Nigeria : le fonds souverain se dote d’une direction

Le fonds consacrera 20% de ses actifs au financement des infrastructures (ici, Lagos, la capitale économique). © DR

Doté d'un milliard de dollars, le fonds souverain du Nigeria compte Arnold Ekpe parmi les membres de son conseil d'administration. Uche Orji, un ancien analyste d'UBS, sera aux commandes.

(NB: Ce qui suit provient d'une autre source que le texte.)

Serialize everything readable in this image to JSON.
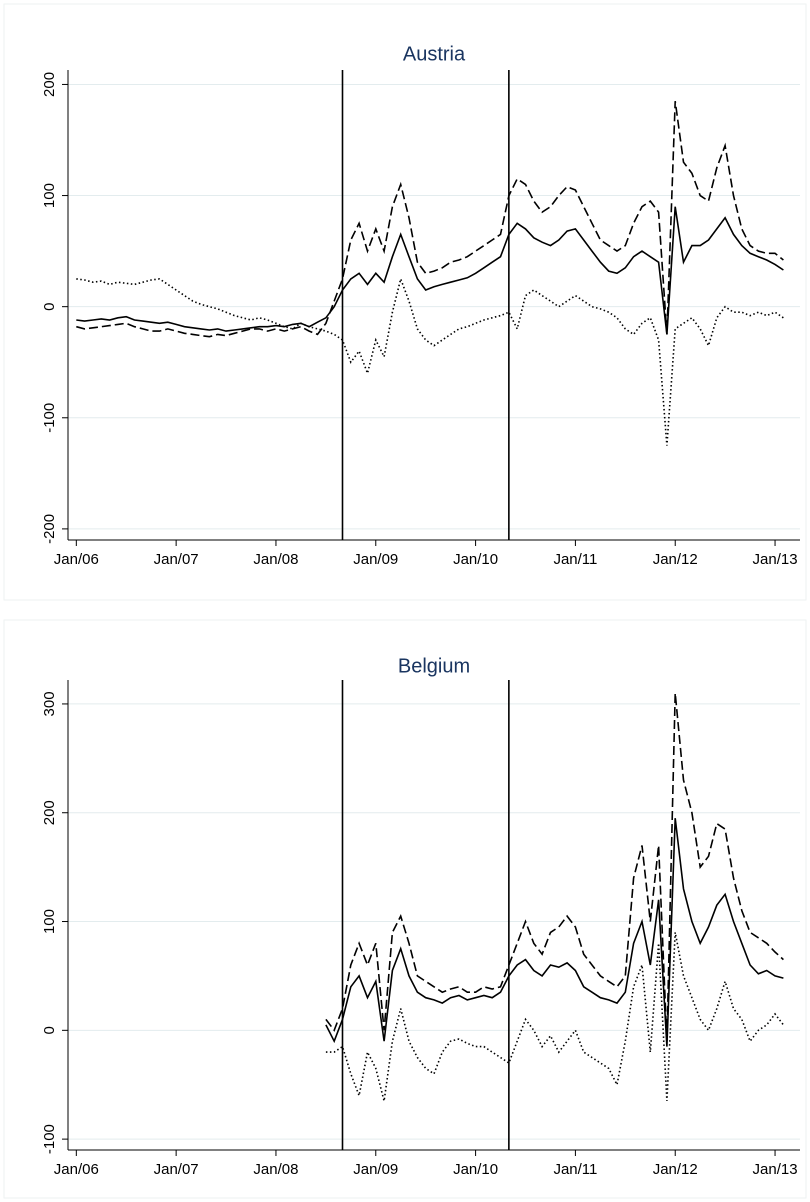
{
  "chart_data": [
    {
      "type": "line",
      "title": "Austria",
      "x": [
        "2006-01",
        "2006-02",
        "2006-03",
        "2006-04",
        "2006-05",
        "2006-06",
        "2006-07",
        "2006-08",
        "2006-09",
        "2006-10",
        "2006-11",
        "2006-12",
        "2007-01",
        "2007-02",
        "2007-03",
        "2007-04",
        "2007-05",
        "2007-06",
        "2007-07",
        "2007-08",
        "2007-09",
        "2007-10",
        "2007-11",
        "2007-12",
        "2008-01",
        "2008-02",
        "2008-03",
        "2008-04",
        "2008-05",
        "2008-06",
        "2008-07",
        "2008-08",
        "2008-09",
        "2008-10",
        "2008-11",
        "2008-12",
        "2009-01",
        "2009-02",
        "2009-03",
        "2009-04",
        "2009-05",
        "2009-06",
        "2009-07",
        "2009-08",
        "2009-09",
        "2009-10",
        "2009-11",
        "2009-12",
        "2010-01",
        "2010-02",
        "2010-03",
        "2010-04",
        "2010-05",
        "2010-06",
        "2010-07",
        "2010-08",
        "2010-09",
        "2010-10",
        "2010-11",
        "2010-12",
        "2011-01",
        "2011-02",
        "2011-03",
        "2011-04",
        "2011-05",
        "2011-06",
        "2011-07",
        "2011-08",
        "2011-09",
        "2011-10",
        "2011-11",
        "2011-12",
        "2012-01",
        "2012-02",
        "2012-03",
        "2012-04",
        "2012-05",
        "2012-06",
        "2012-07",
        "2012-08",
        "2012-09",
        "2012-10",
        "2012-11",
        "2012-12",
        "2013-01",
        "2013-02"
      ],
      "series": [
        {
          "color": "#000000",
          "dash": "solid",
          "values": [
            -12,
            -13,
            -12,
            -11,
            -12,
            -10,
            -9,
            -12,
            -13,
            -14,
            -15,
            -14,
            -16,
            -18,
            -19,
            -20,
            -21,
            -20,
            -22,
            -21,
            -20,
            -19,
            -18,
            -18,
            -17,
            -18,
            -16,
            -15,
            -18,
            -14,
            -10,
            0,
            15,
            25,
            30,
            20,
            30,
            22,
            45,
            65,
            45,
            25,
            15,
            18,
            20,
            22,
            24,
            26,
            30,
            35,
            40,
            45,
            65,
            75,
            70,
            62,
            58,
            55,
            60,
            68,
            70,
            60,
            50,
            40,
            32,
            30,
            35,
            45,
            50,
            45,
            40,
            -25,
            90,
            40,
            55,
            55,
            60,
            70,
            80,
            65,
            55,
            48,
            45,
            42,
            38,
            33
          ]
        },
        {
          "color": "#000000",
          "dash": "dashed",
          "values": [
            -18,
            -20,
            -19,
            -18,
            -17,
            -16,
            -15,
            -18,
            -20,
            -22,
            -22,
            -20,
            -22,
            -24,
            -25,
            -26,
            -27,
            -25,
            -26,
            -24,
            -22,
            -20,
            -20,
            -22,
            -20,
            -22,
            -20,
            -18,
            -22,
            -25,
            -15,
            5,
            25,
            60,
            75,
            50,
            70,
            50,
            90,
            110,
            80,
            40,
            30,
            32,
            35,
            40,
            42,
            45,
            50,
            55,
            60,
            65,
            100,
            115,
            110,
            95,
            85,
            90,
            100,
            108,
            105,
            90,
            75,
            60,
            55,
            50,
            55,
            75,
            90,
            95,
            85,
            -25,
            185,
            130,
            120,
            100,
            95,
            125,
            145,
            100,
            70,
            55,
            50,
            48,
            48,
            42
          ]
        },
        {
          "color": "#000000",
          "dash": "dotted",
          "values": [
            25,
            24,
            22,
            23,
            20,
            22,
            21,
            20,
            22,
            24,
            25,
            20,
            15,
            10,
            5,
            2,
            0,
            -2,
            -5,
            -8,
            -10,
            -12,
            -10,
            -12,
            -15,
            -18,
            -20,
            -15,
            -18,
            -20,
            -22,
            -25,
            -30,
            -50,
            -40,
            -60,
            -30,
            -45,
            -5,
            25,
            5,
            -20,
            -30,
            -35,
            -30,
            -25,
            -20,
            -18,
            -15,
            -12,
            -10,
            -8,
            -5,
            -20,
            10,
            15,
            10,
            5,
            0,
            5,
            10,
            5,
            0,
            -2,
            -5,
            -10,
            -20,
            -25,
            -15,
            -10,
            -30,
            -125,
            -20,
            -15,
            -10,
            -20,
            -35,
            -10,
            0,
            -5,
            -5,
            -8,
            -5,
            -8,
            -5,
            -10
          ]
        }
      ],
      "vlines": [
        "2008-09",
        "2010-05"
      ],
      "xlim": [
        "2005-12",
        "2013-04"
      ],
      "xticks": [
        {
          "value": "2006-01",
          "label": "Jan/06"
        },
        {
          "value": "2007-01",
          "label": "Jan/07"
        },
        {
          "value": "2008-01",
          "label": "Jan/08"
        },
        {
          "value": "2009-01",
          "label": "Jan/09"
        },
        {
          "value": "2010-01",
          "label": "Jan/10"
        },
        {
          "value": "2011-01",
          "label": "Jan/11"
        },
        {
          "value": "2012-01",
          "label": "Jan/12"
        },
        {
          "value": "2013-01",
          "label": "Jan/13"
        }
      ],
      "ylim": [
        -210,
        213
      ],
      "yticks": [
        -200,
        -100,
        0,
        100,
        200
      ],
      "grid": true
    },
    {
      "type": "line",
      "title": "Belgium",
      "x": [
        "2008-07",
        "2008-08",
        "2008-09",
        "2008-10",
        "2008-11",
        "2008-12",
        "2009-01",
        "2009-02",
        "2009-03",
        "2009-04",
        "2009-05",
        "2009-06",
        "2009-07",
        "2009-08",
        "2009-09",
        "2009-10",
        "2009-11",
        "2009-12",
        "2010-01",
        "2010-02",
        "2010-03",
        "2010-04",
        "2010-05",
        "2010-06",
        "2010-07",
        "2010-08",
        "2010-09",
        "2010-10",
        "2010-11",
        "2010-12",
        "2011-01",
        "2011-02",
        "2011-03",
        "2011-04",
        "2011-05",
        "2011-06",
        "2011-07",
        "2011-08",
        "2011-09",
        "2011-10",
        "2011-11",
        "2011-12",
        "2012-01",
        "2012-02",
        "2012-03",
        "2012-04",
        "2012-05",
        "2012-06",
        "2012-07",
        "2012-08",
        "2012-09",
        "2012-10",
        "2012-11",
        "2012-12",
        "2013-01",
        "2013-02"
      ],
      "series": [
        {
          "color": "#000000",
          "dash": "solid",
          "values": [
            5,
            -10,
            10,
            40,
            50,
            30,
            45,
            -10,
            55,
            75,
            50,
            35,
            30,
            28,
            25,
            30,
            32,
            28,
            30,
            32,
            30,
            35,
            50,
            60,
            65,
            55,
            50,
            60,
            58,
            62,
            55,
            40,
            35,
            30,
            28,
            25,
            35,
            80,
            100,
            60,
            120,
            -15,
            195,
            130,
            100,
            80,
            95,
            115,
            125,
            100,
            80,
            60,
            52,
            55,
            50,
            48
          ]
        },
        {
          "color": "#000000",
          "dash": "dashed",
          "values": [
            10,
            0,
            20,
            60,
            80,
            60,
            80,
            0,
            90,
            105,
            80,
            50,
            45,
            40,
            35,
            38,
            40,
            35,
            35,
            40,
            38,
            40,
            60,
            80,
            100,
            80,
            70,
            90,
            95,
            105,
            95,
            70,
            60,
            50,
            45,
            40,
            50,
            140,
            170,
            100,
            170,
            -10,
            310,
            230,
            200,
            150,
            160,
            190,
            185,
            140,
            110,
            90,
            85,
            80,
            72,
            65
          ]
        },
        {
          "color": "#000000",
          "dash": "dotted",
          "values": [
            -20,
            -20,
            -15,
            -40,
            -60,
            -20,
            -35,
            -65,
            -10,
            20,
            -10,
            -25,
            -35,
            -40,
            -20,
            -10,
            -8,
            -12,
            -15,
            -15,
            -20,
            -25,
            -30,
            -10,
            10,
            0,
            -15,
            -5,
            -20,
            -10,
            0,
            -20,
            -25,
            -30,
            -35,
            -50,
            -10,
            40,
            60,
            -20,
            80,
            -65,
            90,
            50,
            30,
            10,
            0,
            20,
            45,
            20,
            10,
            -10,
            0,
            5,
            15,
            5
          ]
        }
      ],
      "vlines": [
        "2008-09",
        "2010-05"
      ],
      "xlim": [
        "2005-12",
        "2013-04"
      ],
      "xticks": [
        {
          "value": "2006-01",
          "label": "Jan/06"
        },
        {
          "value": "2007-01",
          "label": "Jan/07"
        },
        {
          "value": "2008-01",
          "label": "Jan/08"
        },
        {
          "value": "2009-01",
          "label": "Jan/09"
        },
        {
          "value": "2010-01",
          "label": "Jan/10"
        },
        {
          "value": "2011-01",
          "label": "Jan/11"
        },
        {
          "value": "2012-01",
          "label": "Jan/12"
        },
        {
          "value": "2013-01",
          "label": "Jan/13"
        }
      ],
      "ylim": [
        -110,
        322
      ],
      "yticks": [
        -100,
        0,
        100,
        200,
        300
      ],
      "grid": true
    }
  ]
}
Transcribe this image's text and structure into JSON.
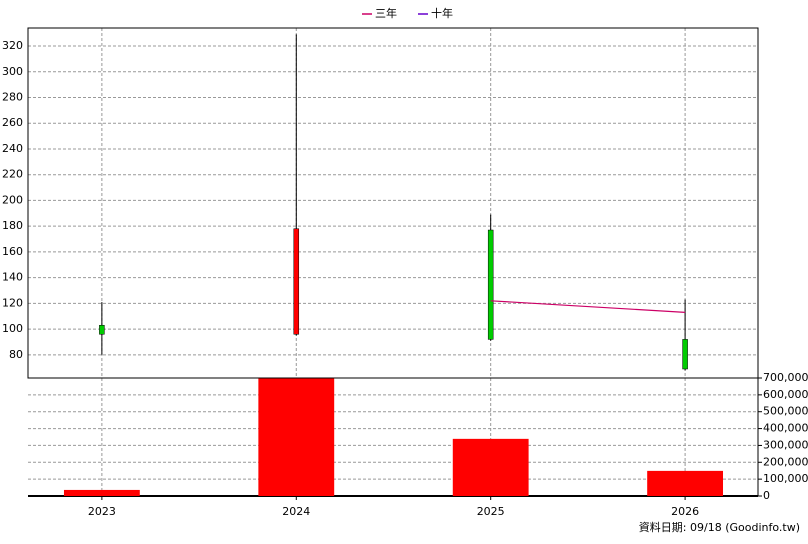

Approuvé il y a quelques mois par le gouverneurs d’État, le fonds souverain du Nigeria a connu ces derniers jours une nouvelle avancée. Sous la houlette de la ministre Ngozi Okonjo-Iweala, le nom du conseil d’aministration et du directeur général du futur fonds doté de 1 milliard de dollars a été officialisé. Parmi eux, uniquement des entrepreneurs et financiers de premier plan. Mahey Rafindadi Rasheed, déjà au conseil d’administration de la première banque du pays, First Bank of Nigeria, présidera le fonds. À ses côtés, Arnold Ekpe, dirigeant historique de la banque panafricaine Ecobank pendant encore quelques mois, Jide J. Zeitlin (ex-Goldman Sachs), la femme d’affaires Ibukun Bili Awosika et Hassan Musa Usman (patron d’ASO Savings & Loan).

740 candidats

Pour choisir l’homme aux manettes, 740 candidatures auraient été épluchées pour 40 profils retenus par KPMG, qui assistait le gouvernement dans ce recrutement stratégique. Uche Orji a été finalement nommé directeur général pour 5 ans. Diplômé de l’Université de Port-Harcourt en 1990 puis d’un MBA de Harvard huit ans plus tard, le Nigérian a successivement travaillé chez Arthur Andersen et Diamond Bank avant de rejoindre la crème de la finance internationale en intégrant JP Morgan, Goldman Sachs puis, en 2006, UBS où il était encore au moment de sa nomination à la tête du fonds souverain nigérian. Son principal défaut n’en sera peut-être pas un : il a quitté l’Afrique et le Nigeria depuis une décennie, travaillant successivement à Londres puis à New York. Sa principale qualité : avoir une réputation d’investisseur talentueux lorsqu’il pilotait une équipe d’analystes financiers spécialisés sur les valeurs technologiques aux États-Unis.

Le fonds devra investir 20% de ses actifs pour les générations futures et 20% afin de défendre l’économie contre des chocs pétroliers externes. 20% iront également pour le financement des infrastructures. L’investissement du solde sera laissé à la liberté du management et du conseil. Le fonds souverain sera alimenté en partie par les fonds disponibles sur l’Excess Crude Account (ECA), un compte qui collecte les bénéfices de la vente du pétrole et qui dispose de 7 milliards de dollars aujourd’hui. Le fonds souverain devrait à terme remplacer l’ECA, avec comme objectif principal de déterminer des règles claires d’investissement et d’en finir avec l’opacité et donc les détournements massifs.